Euclidean-space arrow. Initial-point-A-to-terminal-point-B. Monkeys.
At last month’s Sony editorial preview, the “big” console titles—Uncharted, Warhawk, Heavenly Sword, and even the now-available Rise-of-the-fagodsakes-Silver-Surfer—hogged the lion’s-share of notice. Hell, even the handheld games—not to mention some cringingly-unpolished console entries, as well as some stuff they weren’t even ready to show us yet—managed to cull considerable editorial eye-time. But to the best of my recollection, nothing caused quite the same temporary, time-stopping ripple of unease-tinged attention as the moment when friendly, super-chill producer Travis Williams unexpectedly announced to the gathered audience his I-dare-you prowess in the “monkey-spanking” arena (and in this Cheetos-and-hentai crowd, you’d think that somebody might have at least challenged him).
[image1]But no, no—before it even got to that point, Williams explained that he was talking about the mechanics of Pain, the forthcoming Playstation Network title that might be described as a warped, pseudo-casual-gamer transporter-accident involving ragdoll physics, the targeting from Worms World Party, the Crash Mode from the Burnout series, and the kind of pulsing, human empathy to be found only in the Postal games.
To wit: Crank back a sub-jihad-worthy mime (there are other characters, including an ‘extreme’ hair dude and a monkey, but why not a mime?) in your human-capacity slingshot (in a typical modern-urban setting, teeming with overhead railway tracks, passing vehicles, billboard advertisements, plate-glass windows and the sorts of sidewalk-loitering, ass-spanking monkeys that are endemic to any modern inner-city setting these day, really), line up your launch to cause as much resultant, ballistic damage as possible (to both obstructing inanimate property and animate biped alike), and launch his mime ass. General kinetic hilarity and crotch-grabbing virtual sympathetic ouches ensue. And be sure to aim for the really funny and/or breakable shit, for maximum whoopah! Check this out.
[image2]And that’s it—if you somehow miss everything interesting, and your slingshotted mime plows white-face first into an unyielding brick wall, you get squat—Insert Quarter, asshole, and try again!
It doesn’t really sound like much of a “game,” does it? In all objective fairness—at least, at this juncture—it frankly isn’t much of a “game,” at least in the arguable, on-paper sense. It’s more of an amusing tech-demo… but oh God, it’s compelling, in some terrible, wrong way. It’s one of those things you laugh at…but you know you’re probably going to Hell for it, too—kind of like when they pulled that superstition-based, scare-prank on all those adorable Japanese girls on the Morning Musume show. Funny, perhaps…but, ultimately, wrong.
In Pain, players are able to subtly affect both the in-flight trajectory and bodily sprawl of the mime/projectile in question as he hurtles towards his doom, and even the slightest tweak to the flight-plan can make all the difference: Splay those pale arms out as you streak down into the outdoor-table-cluttered thoroughfare of a streetfront café, and you just might be able to clip an extra ambient monkey (who is, in fact, spanking his own ass), or clip the fragile edge of a plate-glass window.

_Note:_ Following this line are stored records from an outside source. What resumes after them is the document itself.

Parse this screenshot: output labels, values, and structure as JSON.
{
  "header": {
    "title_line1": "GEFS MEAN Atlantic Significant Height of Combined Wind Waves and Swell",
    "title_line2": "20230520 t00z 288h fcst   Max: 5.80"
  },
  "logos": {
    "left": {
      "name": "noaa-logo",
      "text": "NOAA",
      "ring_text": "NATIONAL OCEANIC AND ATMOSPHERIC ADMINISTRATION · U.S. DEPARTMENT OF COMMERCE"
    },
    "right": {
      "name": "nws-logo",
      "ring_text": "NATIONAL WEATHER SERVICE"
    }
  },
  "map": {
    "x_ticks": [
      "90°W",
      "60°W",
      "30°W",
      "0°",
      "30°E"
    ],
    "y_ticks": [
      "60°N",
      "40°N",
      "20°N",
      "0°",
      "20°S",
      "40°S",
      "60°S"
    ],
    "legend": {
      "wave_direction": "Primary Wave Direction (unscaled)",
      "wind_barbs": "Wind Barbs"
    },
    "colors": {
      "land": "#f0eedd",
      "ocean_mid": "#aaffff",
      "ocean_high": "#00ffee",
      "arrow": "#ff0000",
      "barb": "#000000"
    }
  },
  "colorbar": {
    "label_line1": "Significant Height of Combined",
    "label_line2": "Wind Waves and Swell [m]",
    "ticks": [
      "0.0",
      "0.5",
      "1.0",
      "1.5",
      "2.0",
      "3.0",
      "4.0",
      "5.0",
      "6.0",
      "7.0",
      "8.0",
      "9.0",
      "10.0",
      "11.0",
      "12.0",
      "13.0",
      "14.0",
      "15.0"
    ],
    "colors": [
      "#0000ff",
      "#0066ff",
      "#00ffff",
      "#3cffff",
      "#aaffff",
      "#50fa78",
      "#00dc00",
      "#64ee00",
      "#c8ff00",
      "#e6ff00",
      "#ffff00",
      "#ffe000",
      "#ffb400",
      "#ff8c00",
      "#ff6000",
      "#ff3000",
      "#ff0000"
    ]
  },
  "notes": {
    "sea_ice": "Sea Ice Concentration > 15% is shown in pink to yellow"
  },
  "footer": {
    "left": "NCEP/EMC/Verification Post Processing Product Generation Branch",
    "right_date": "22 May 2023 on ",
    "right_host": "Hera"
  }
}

Lower, more direct-angle shots might be obstructed by passing vehicles—but if you get the timing and force right, you might be able to skip your hapless mime off the pavement like a mute black-and-white stone off so much cement-lake surface. Bonus points—at least, from what we saw—for picking off potential targets atop skinny overhead tram-tracks, or hitting just the right sweet-spots on billboards.
[image3]“Spank the Monkey” mode involves using the built-in billiard physics of the environment to take out as many meandering monkeys as you can in one shot, while still another, more-involved mechanic requires players to grab a dancing mime in mid-flight, and then fling him off in one deadly vector or another to cause the most secondary-projectile damage possible—a sort of Barnum & Bailey M.I.R.V. act.
In my editorial heart of hearts, I keep finding myself trying to bash this thing as a one-trick pony…but the one trick is so good, and every time I thought the schadenfreude physics had lost their laugh-appeal, I’d suddenly witness my launched surfer-dude character *pthwang!* catch his head on the edge of a light-post and violently pinwheel into a pair of innocent-bystander monkeys, before turning a plate-window into a storm of glass-shards…and all for points. There’s even a multiplayer “horse” mode, in the basketball sense, and Cthulhu only knows what else the development team is working on, in terms of other modes or downloadable content. Pain is very much a work in progress, and those of us who admire it so much at this early stage could only lower our heads if somebody pointed the Lowest Common Denominator finger at us for our fourth-grade giggles…but holy crap, it looks like beer-and-pretzels-and-more-beer fun.